向飞满腔愤恨:“这样的人怎么会成为专家!简单、粗暴、刻板、生硬、僵化!”

海潮道:“他变成这样你们得负很大责任!长期以来在你们这些人的包围下,他难以分辨无从分辨也没时间没精力分辨,怎么办?一刀切!对来自熟人的要求一概抵触抗拒,最终,因反应过度失之客观……”

向飞颓然摆手:“这些不说了吧,说眼下?”

海潮说:“我们都再想想?沈画这边好办,只要你不再去招惹她,她自己会慢慢冷下来。”一笑,“班门弄斧了,这方面,向总比我有经验!”

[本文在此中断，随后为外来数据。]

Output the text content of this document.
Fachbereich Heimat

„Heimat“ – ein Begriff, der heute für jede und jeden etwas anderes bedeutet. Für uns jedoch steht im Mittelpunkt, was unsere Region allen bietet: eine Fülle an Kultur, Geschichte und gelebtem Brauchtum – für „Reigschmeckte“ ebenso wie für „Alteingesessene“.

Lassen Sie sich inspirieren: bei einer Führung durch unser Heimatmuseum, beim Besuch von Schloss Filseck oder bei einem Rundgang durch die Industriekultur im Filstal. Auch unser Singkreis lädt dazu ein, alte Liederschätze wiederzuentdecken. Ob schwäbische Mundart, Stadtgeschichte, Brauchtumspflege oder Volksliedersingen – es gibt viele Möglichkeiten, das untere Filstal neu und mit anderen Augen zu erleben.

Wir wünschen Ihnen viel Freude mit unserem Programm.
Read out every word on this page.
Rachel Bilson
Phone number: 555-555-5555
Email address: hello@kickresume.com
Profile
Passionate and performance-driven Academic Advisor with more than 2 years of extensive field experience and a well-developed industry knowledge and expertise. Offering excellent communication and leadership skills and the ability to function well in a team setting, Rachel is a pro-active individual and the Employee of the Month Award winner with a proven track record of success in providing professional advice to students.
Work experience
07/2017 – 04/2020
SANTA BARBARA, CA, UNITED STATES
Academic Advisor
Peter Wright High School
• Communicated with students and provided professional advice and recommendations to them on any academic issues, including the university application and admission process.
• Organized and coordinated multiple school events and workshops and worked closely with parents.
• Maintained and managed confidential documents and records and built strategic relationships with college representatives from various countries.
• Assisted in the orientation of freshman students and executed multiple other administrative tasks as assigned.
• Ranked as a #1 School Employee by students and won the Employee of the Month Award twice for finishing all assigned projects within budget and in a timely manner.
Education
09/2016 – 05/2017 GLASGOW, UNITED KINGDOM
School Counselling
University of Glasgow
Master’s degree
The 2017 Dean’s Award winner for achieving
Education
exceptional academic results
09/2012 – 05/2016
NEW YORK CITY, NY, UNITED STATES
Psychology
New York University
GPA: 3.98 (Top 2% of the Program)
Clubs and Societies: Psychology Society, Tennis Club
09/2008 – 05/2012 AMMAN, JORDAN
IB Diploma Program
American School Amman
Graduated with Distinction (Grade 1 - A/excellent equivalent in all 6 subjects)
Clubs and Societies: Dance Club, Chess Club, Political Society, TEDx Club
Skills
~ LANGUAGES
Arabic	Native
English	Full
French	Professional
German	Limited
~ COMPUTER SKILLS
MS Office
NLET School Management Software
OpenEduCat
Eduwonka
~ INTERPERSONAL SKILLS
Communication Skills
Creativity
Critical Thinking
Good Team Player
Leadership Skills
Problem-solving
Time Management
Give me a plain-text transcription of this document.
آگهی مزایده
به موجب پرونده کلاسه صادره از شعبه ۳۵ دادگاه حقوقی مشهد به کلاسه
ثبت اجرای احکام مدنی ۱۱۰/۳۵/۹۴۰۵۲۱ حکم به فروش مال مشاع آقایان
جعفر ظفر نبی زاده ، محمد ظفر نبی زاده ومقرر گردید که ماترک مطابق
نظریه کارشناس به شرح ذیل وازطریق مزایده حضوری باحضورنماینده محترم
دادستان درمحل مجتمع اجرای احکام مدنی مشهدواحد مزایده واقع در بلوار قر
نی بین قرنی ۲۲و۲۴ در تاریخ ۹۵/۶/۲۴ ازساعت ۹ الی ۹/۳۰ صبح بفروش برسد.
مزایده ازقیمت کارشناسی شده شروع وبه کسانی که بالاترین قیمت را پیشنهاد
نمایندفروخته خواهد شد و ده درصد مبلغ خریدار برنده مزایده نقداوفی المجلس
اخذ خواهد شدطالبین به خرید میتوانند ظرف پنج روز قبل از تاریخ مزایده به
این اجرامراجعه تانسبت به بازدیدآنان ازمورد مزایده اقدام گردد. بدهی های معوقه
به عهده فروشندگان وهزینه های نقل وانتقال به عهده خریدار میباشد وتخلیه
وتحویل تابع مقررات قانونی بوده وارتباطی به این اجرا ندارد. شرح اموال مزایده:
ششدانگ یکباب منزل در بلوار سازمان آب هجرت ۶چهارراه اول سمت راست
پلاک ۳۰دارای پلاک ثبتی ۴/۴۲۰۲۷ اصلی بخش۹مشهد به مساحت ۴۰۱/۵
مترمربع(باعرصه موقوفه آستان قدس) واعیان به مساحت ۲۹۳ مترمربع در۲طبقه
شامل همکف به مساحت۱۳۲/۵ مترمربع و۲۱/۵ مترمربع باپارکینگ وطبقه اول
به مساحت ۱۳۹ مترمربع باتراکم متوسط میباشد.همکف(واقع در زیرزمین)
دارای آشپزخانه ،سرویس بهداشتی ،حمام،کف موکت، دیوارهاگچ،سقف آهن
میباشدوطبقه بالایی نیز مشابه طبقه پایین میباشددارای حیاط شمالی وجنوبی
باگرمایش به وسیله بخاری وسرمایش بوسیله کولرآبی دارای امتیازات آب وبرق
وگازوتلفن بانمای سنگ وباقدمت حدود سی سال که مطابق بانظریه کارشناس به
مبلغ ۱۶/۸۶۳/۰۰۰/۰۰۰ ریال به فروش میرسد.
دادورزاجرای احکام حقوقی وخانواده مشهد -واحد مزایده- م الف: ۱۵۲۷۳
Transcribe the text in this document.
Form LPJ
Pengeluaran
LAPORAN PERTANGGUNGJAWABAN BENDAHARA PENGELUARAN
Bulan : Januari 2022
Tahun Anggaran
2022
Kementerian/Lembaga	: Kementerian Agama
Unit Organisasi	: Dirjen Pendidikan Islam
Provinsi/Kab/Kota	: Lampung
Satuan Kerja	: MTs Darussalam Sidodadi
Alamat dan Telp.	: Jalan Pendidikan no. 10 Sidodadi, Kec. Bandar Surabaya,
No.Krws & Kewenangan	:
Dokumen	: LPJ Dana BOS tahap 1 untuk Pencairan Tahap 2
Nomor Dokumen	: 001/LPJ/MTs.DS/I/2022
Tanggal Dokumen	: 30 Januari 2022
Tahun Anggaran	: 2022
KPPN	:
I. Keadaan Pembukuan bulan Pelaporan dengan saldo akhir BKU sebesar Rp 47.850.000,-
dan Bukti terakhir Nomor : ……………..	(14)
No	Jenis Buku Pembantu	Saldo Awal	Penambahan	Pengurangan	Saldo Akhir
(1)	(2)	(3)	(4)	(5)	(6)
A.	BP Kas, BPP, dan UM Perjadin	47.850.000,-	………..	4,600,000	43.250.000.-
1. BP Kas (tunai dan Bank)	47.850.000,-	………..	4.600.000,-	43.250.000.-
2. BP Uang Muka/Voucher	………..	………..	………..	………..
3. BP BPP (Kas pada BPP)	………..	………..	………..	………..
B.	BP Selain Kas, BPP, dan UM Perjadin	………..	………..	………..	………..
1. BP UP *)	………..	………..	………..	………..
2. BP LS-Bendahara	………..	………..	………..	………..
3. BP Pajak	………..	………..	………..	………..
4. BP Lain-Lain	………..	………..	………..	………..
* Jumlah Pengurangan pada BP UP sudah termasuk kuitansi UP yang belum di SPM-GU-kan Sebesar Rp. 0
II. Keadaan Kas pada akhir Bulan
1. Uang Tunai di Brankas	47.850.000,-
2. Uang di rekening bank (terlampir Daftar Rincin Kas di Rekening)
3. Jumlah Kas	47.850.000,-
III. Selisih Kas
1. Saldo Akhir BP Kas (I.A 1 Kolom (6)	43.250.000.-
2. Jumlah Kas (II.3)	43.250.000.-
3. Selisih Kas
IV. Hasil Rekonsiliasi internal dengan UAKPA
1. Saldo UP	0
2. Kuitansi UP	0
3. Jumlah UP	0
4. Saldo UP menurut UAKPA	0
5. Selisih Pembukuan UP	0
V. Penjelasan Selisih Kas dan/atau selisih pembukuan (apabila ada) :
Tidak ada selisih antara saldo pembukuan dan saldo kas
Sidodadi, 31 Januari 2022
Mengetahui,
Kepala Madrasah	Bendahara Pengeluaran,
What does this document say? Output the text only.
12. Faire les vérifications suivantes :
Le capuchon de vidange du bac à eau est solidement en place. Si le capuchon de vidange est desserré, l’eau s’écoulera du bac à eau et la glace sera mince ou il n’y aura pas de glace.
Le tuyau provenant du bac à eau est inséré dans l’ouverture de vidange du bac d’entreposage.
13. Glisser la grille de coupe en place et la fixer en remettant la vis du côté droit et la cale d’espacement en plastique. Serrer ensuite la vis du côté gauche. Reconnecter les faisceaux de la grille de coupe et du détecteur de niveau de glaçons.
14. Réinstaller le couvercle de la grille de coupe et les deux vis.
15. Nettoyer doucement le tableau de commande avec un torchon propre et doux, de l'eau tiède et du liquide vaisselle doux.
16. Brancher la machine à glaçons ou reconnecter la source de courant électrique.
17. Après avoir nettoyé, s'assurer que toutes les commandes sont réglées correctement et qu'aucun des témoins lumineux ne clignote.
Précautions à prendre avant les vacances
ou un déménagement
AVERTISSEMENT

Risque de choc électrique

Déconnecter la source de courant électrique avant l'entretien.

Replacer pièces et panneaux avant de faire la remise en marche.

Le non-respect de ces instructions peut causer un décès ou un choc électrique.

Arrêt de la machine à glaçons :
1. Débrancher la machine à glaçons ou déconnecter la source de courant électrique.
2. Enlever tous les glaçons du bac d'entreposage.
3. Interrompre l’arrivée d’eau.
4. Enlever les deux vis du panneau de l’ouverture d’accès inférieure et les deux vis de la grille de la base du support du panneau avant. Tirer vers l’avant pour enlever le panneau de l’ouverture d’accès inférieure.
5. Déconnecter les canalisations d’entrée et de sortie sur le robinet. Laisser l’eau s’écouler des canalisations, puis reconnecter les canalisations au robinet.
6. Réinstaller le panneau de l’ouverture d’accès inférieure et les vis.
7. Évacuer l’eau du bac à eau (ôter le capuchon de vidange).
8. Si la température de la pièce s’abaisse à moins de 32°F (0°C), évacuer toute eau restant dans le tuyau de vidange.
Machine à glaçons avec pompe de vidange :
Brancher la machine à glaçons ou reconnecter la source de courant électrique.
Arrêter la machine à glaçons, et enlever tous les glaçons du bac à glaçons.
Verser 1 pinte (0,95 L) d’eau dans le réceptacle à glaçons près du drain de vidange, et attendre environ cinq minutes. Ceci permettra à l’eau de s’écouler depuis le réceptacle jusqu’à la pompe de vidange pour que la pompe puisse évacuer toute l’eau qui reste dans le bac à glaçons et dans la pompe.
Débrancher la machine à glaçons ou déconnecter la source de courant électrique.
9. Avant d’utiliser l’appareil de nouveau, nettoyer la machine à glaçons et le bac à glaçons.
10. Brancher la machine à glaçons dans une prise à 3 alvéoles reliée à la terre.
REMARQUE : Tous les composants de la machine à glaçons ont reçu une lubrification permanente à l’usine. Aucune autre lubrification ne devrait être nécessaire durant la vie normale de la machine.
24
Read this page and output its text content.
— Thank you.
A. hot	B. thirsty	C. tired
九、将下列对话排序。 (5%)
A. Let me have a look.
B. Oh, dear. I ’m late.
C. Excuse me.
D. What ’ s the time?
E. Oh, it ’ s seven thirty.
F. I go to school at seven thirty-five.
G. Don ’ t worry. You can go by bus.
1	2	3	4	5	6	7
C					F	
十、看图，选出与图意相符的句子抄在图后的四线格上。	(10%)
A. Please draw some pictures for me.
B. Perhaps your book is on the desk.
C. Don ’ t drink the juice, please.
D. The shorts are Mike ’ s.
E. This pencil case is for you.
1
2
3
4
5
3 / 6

向飞送海潮后回来,看沈画坐办公室对着电脑工作,他注意地向她电脑屏幕上看,网页显示的是药品销售信息,但在屏幕左下方,有着被“最小化”了的窗口。他走过去,俯身接过她手里鼠标点开了那个窗口,霎时,各种房屋租赁信息充满了整个屏幕,沈画脸一下子红了。

向飞不去看她,只滚动着鼠标看屏幕,很随意似的问了句:“邓文宣不让你在家里住了?”

沈画默认。她早该想到,这事瞒不过向飞,向飞和郑海潮现在是合作关系,过从甚密。她没说话,无话说,只能等向飞表态;接下来,向飞的表态让她大感意外。向飞说:“我西城有套小房,一直空着,你去住。”沈画没这个思想准备,慌得摇头摆手道“不用”,向飞仍看电脑:“你不去住也是浪费。”

这工夫沈画冷静了些,态度随之坚定:“真的不用!”

向飞颇意外,停住滚动鼠标的手,扭脸抬头看她:“为什么?”

沈画说:“我跟魏山山说好了,我们俩合租,相互有个伴。”山山现在跟一对年轻夫妇合租,男女混住有诸多不便。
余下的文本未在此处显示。